As of Tuesday, October 24th, there’s a new Cryptoware variant out there: this time, it’s called BadRabbit. As the news of the malware unfolded, we immediately prepared this update for our user community which tells them how to identify and address the issue. This is another exploit leveraging similar techniques to (Not)Petya from July, so hopefully, we’re all patched up against this type of attack by now.

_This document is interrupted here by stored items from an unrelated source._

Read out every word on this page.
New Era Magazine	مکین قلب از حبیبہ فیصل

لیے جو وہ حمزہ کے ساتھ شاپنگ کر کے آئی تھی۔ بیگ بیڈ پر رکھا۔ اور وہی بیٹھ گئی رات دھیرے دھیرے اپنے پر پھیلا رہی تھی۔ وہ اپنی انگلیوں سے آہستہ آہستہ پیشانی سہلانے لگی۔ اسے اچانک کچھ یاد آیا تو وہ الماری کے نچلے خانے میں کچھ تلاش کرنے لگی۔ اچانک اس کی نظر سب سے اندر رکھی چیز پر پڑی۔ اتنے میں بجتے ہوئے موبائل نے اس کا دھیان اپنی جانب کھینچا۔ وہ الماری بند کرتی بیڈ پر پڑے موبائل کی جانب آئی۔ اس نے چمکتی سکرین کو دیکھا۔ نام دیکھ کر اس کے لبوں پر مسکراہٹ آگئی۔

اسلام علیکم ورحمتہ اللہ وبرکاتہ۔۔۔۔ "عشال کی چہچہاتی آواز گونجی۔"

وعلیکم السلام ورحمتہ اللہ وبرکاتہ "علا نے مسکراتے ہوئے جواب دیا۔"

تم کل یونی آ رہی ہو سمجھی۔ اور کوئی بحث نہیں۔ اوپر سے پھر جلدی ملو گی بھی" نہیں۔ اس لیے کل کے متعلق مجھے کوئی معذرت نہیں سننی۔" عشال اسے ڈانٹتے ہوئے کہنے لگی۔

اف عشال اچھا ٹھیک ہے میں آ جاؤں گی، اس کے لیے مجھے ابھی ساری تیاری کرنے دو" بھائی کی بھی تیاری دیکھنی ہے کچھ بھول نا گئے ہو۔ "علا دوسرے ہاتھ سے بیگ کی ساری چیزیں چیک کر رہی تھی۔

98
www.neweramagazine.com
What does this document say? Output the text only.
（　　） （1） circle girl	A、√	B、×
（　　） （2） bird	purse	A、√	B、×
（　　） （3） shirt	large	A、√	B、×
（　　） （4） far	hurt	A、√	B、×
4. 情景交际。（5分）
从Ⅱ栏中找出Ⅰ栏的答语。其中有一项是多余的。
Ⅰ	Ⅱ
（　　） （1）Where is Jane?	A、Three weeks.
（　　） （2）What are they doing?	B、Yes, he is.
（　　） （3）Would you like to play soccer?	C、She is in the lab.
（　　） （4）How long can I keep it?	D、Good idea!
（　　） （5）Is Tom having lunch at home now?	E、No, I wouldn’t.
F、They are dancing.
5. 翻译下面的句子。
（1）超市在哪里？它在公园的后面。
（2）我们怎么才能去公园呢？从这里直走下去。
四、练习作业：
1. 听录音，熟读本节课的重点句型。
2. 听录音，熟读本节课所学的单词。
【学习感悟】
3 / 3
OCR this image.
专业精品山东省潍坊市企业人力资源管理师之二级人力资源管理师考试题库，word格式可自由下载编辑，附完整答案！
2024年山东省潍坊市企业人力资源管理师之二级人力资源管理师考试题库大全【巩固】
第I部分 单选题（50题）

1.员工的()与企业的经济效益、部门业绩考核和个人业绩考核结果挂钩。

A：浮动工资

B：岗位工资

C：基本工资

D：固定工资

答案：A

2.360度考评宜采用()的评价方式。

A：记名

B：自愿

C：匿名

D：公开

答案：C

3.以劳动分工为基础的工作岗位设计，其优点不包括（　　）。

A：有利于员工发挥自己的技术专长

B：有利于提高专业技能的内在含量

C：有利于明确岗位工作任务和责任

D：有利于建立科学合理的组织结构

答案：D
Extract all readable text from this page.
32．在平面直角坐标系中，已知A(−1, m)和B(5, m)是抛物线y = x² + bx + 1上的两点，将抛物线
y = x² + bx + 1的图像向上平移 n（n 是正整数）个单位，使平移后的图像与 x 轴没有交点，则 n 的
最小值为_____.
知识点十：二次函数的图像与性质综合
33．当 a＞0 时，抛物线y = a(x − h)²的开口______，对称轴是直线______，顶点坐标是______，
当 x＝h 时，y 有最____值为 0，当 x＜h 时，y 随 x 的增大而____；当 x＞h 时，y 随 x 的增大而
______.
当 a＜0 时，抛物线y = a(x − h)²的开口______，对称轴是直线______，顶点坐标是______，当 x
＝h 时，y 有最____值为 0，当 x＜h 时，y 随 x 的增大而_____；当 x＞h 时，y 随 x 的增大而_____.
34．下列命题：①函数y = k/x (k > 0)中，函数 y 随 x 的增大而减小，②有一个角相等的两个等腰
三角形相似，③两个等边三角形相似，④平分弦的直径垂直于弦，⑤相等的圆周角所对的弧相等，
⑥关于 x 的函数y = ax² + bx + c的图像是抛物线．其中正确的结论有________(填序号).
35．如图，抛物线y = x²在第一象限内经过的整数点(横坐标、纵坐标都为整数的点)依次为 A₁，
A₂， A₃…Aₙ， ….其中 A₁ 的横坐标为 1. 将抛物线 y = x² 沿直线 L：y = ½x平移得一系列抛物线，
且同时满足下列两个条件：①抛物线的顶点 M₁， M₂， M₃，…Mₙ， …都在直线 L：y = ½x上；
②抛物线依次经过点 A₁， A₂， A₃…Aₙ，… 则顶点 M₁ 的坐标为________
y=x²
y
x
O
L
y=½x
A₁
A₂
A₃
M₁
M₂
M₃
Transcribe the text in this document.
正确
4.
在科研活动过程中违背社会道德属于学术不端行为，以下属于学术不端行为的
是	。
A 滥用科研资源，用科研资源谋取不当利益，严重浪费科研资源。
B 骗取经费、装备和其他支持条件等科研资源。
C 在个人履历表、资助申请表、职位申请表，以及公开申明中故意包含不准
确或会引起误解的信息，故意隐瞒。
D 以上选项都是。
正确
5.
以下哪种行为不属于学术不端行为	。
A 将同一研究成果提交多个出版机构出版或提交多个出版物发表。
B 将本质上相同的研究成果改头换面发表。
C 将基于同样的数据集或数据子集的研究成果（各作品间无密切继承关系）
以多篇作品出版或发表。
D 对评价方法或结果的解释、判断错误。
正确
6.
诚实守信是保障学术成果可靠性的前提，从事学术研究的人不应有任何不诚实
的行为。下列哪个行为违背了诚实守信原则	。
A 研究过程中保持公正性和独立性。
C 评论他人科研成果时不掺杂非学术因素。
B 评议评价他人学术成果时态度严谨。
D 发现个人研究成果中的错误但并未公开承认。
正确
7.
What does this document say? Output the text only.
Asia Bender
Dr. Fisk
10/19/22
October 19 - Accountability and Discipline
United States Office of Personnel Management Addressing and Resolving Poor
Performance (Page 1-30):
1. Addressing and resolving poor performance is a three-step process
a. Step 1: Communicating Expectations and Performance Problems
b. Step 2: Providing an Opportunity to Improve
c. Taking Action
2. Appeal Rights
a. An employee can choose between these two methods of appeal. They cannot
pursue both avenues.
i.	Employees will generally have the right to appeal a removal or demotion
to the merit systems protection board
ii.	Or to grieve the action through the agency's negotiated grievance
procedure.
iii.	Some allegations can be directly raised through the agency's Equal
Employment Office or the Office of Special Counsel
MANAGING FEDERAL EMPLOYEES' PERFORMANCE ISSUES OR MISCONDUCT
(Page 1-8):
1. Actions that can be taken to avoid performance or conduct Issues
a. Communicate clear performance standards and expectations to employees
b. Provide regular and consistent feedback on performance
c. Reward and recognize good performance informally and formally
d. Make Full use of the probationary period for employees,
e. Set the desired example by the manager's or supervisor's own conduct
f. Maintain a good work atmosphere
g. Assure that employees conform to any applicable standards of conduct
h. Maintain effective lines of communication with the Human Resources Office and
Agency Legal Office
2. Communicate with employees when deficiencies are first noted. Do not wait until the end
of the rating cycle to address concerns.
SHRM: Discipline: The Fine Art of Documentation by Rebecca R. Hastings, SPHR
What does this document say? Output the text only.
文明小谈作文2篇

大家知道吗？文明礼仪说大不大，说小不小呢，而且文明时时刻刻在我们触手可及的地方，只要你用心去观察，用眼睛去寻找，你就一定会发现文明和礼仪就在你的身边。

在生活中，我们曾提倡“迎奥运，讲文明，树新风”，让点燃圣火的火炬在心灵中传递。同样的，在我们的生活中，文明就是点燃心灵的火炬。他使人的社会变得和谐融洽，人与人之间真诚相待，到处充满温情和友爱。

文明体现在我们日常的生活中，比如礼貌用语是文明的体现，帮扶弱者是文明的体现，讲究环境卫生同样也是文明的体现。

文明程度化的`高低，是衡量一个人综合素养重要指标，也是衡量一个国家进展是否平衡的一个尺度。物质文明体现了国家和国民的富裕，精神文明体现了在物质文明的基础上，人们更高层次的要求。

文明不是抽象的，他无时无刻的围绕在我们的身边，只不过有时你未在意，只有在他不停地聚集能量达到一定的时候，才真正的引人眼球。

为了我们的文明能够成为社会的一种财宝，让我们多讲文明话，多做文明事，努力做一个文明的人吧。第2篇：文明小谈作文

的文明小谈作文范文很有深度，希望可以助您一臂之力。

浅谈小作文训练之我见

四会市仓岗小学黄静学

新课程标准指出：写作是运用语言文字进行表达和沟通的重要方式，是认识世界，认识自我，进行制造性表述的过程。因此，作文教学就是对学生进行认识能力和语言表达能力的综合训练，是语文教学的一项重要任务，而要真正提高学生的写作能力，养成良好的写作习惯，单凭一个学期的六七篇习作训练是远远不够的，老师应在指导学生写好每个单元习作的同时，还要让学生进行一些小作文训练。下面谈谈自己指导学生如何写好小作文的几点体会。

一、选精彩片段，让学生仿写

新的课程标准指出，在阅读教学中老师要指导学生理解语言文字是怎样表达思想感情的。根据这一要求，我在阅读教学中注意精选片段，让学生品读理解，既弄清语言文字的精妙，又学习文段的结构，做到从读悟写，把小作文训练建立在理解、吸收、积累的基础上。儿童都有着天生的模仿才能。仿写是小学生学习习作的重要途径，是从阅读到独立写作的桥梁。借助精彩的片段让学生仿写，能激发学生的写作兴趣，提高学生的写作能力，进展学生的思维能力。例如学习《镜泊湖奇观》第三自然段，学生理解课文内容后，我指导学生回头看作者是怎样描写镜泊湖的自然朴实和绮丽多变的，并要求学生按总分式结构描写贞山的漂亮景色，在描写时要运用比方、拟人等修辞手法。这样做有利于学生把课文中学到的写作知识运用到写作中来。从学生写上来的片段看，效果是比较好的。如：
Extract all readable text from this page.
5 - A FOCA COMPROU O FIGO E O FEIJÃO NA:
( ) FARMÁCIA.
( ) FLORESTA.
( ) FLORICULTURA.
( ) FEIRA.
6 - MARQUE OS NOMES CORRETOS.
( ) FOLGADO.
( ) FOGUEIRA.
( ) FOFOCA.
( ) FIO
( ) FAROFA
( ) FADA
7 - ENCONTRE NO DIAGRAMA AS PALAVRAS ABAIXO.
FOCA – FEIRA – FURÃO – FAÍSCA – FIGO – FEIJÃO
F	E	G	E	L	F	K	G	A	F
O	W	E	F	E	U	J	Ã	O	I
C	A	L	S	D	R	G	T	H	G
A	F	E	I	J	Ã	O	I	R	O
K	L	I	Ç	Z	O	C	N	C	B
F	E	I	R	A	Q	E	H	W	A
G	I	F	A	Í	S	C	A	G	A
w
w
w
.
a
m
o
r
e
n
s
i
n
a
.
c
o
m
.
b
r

Still – it’s making headlines and you want to ensure no user has run the executable involved. Here’s how you can find and prevent this with Tachyon:
- Find any machine with a file on the disk called install_flash_player.exe
This is the file that the end user executed to have the malware start
- Find any machine with a file called %WINDIR%\infpub.dat on the disk
This is the file the malware creates to get going – place an empty, read-only version of the file there to disrupt it creating the file
- Find any machine with a file called %WINDIR%\dispci.exe on the disk
This is another file used by the attack. Disrupt it creating the file in advance, make it read-only
- Prevent the execution of the hash for dispci.exe on your endpoints using Tachyon
8ebc97e05c8e1073bda2efb6f4d00ad7e789260afa2c276f0c72740b838a0a93 is the hash in question
This example showcases how Tachyon provides Endpoint Visibility, Malware Protection, and Defense.
Tachyon can perform all of the above items with existing functions, across 120,000+ endpoints in literally less than a minute. Setup the instructions to run continuously (24 hours) on a daily schedule and as each endpoint connects, it will be examined and protected against future attack from this particular malware (or any future malware using that variant of dispci.exe.)